The aim was to get the 3 gears on the big cog working. Somewhere between gear lever and er the thing that moves the cogs, something was seized. The most I can say is I learned a lot. I probably need to buy new gear cables and “outers”, which are the sleeve surrounding the wire at certain points, but for right now, at least having 2 of the 3 gears working on the big cog is enough. This by the way is my city/hybrid bike – my road bike does not have 10 or so years of grime between any gear cables and the outer. I am done for this weekend.
On Sunday, we had the pleasure of Emma joining us for an early bike ride (that’s not significant for the post, but I choose to throw it in 🙂 ). Emma and I had the hybrids, which already have the excellent Slime inner tubes, and which in the space of a lot of cycling over 3 years, have never let us down. In addition, Jan has a road bike, and I’ve recently bought one. Jan used the road bike for this ride. Once again, riding on a path, the road bike got a puncture. On average therefore, I would say we get a puncture one in every five 25 mile rides.

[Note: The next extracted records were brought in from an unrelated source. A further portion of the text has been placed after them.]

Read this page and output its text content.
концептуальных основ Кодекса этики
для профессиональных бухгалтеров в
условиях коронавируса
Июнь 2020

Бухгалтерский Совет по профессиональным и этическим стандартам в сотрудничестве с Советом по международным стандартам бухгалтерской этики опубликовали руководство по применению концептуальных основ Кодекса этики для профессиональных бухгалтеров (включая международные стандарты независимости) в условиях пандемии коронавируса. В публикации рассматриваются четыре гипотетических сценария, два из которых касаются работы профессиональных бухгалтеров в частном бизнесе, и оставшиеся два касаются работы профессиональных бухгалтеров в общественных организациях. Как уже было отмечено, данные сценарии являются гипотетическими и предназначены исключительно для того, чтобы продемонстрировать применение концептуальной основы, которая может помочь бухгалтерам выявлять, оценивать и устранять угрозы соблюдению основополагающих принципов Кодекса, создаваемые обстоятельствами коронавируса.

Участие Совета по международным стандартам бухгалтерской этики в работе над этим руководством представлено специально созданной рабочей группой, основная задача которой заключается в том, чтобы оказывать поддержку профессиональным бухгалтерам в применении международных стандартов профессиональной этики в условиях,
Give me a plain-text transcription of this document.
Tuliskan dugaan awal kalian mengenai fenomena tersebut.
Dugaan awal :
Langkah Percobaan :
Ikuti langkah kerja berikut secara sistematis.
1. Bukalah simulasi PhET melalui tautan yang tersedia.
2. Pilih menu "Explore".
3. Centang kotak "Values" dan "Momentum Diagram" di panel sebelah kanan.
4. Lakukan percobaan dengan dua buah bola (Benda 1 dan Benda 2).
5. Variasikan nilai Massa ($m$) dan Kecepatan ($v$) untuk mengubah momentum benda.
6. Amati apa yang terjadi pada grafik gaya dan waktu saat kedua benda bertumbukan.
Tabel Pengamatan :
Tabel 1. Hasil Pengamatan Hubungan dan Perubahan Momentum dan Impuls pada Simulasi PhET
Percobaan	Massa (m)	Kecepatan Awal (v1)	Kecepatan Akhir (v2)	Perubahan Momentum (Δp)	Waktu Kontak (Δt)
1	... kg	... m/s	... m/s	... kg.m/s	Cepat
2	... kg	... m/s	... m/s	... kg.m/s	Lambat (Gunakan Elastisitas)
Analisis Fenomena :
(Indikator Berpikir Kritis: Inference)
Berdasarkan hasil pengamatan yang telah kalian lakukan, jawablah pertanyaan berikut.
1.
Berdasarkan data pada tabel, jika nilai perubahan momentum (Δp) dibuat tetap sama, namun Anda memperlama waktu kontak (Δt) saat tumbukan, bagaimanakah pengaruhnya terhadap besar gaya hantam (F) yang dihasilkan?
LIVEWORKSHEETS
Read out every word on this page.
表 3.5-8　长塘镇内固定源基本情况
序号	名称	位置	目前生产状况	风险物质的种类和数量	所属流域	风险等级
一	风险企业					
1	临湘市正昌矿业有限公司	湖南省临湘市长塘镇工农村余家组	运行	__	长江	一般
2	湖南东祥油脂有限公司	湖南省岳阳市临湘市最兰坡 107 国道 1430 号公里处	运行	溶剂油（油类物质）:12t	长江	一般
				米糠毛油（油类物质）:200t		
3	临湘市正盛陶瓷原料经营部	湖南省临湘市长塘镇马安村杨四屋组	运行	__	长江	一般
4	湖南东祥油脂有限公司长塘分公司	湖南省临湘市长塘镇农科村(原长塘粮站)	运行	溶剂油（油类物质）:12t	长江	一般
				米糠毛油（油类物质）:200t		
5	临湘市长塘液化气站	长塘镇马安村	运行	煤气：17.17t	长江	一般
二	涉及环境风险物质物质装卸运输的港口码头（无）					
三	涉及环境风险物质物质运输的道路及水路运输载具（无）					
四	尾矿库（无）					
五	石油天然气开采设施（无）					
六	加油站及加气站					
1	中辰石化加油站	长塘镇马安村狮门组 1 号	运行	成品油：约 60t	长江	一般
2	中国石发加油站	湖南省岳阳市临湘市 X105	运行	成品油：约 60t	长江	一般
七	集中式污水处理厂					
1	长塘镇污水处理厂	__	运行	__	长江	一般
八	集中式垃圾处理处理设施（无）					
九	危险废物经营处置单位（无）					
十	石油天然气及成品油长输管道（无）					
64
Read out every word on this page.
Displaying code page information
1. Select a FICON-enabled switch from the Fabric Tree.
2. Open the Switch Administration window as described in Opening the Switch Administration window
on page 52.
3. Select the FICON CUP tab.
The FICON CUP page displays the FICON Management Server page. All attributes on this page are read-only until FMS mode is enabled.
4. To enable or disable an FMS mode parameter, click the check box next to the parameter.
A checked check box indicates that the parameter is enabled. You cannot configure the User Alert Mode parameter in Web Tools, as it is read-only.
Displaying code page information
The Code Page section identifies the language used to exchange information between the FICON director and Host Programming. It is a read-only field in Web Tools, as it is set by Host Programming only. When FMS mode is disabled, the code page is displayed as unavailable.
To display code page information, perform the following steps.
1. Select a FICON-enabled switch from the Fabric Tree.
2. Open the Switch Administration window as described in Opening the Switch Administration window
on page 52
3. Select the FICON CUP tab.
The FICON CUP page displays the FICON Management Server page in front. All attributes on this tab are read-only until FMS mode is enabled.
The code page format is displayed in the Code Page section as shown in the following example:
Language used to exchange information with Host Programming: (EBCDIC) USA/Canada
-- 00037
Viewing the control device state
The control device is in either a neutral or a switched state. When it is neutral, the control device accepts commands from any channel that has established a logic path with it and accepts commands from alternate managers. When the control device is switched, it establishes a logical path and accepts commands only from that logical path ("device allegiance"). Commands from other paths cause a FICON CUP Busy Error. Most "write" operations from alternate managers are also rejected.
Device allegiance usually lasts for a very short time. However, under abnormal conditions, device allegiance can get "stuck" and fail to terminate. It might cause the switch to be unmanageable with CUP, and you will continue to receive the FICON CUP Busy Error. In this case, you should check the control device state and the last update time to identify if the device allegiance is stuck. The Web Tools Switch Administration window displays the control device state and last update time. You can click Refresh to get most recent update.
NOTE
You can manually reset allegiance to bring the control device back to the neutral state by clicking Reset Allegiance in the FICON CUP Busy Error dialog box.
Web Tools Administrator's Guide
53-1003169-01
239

So yesterday we bought a pair of slime tyres for the road bikes. Although we like to go at a reasonable pace, we are not bothered about squeezing that last drop of performance out of our bikes. Thus, any weight or speed penalty the Slime introduces is justified by less time fitting a new tube or a sticky by the side of the road.
I’ll update this post if the road bike Slime does get a puncture which doesn’t repair itself.
For reference, below is a picture of the tube I used – 700X 19/25C. In fact the previous tyre was a 23C, but the tube fitted fine. If anything, it was easier to put on than the Slime on the hybrid. If you have not used these before, be aware that inflating the tyre can be a bit messy, at least when you are pressing the valve down to ensure it is free.
We got the tyres from Wilkinsons‘, which are great value at £6 each, right now. Retail is normally £10 or so I think.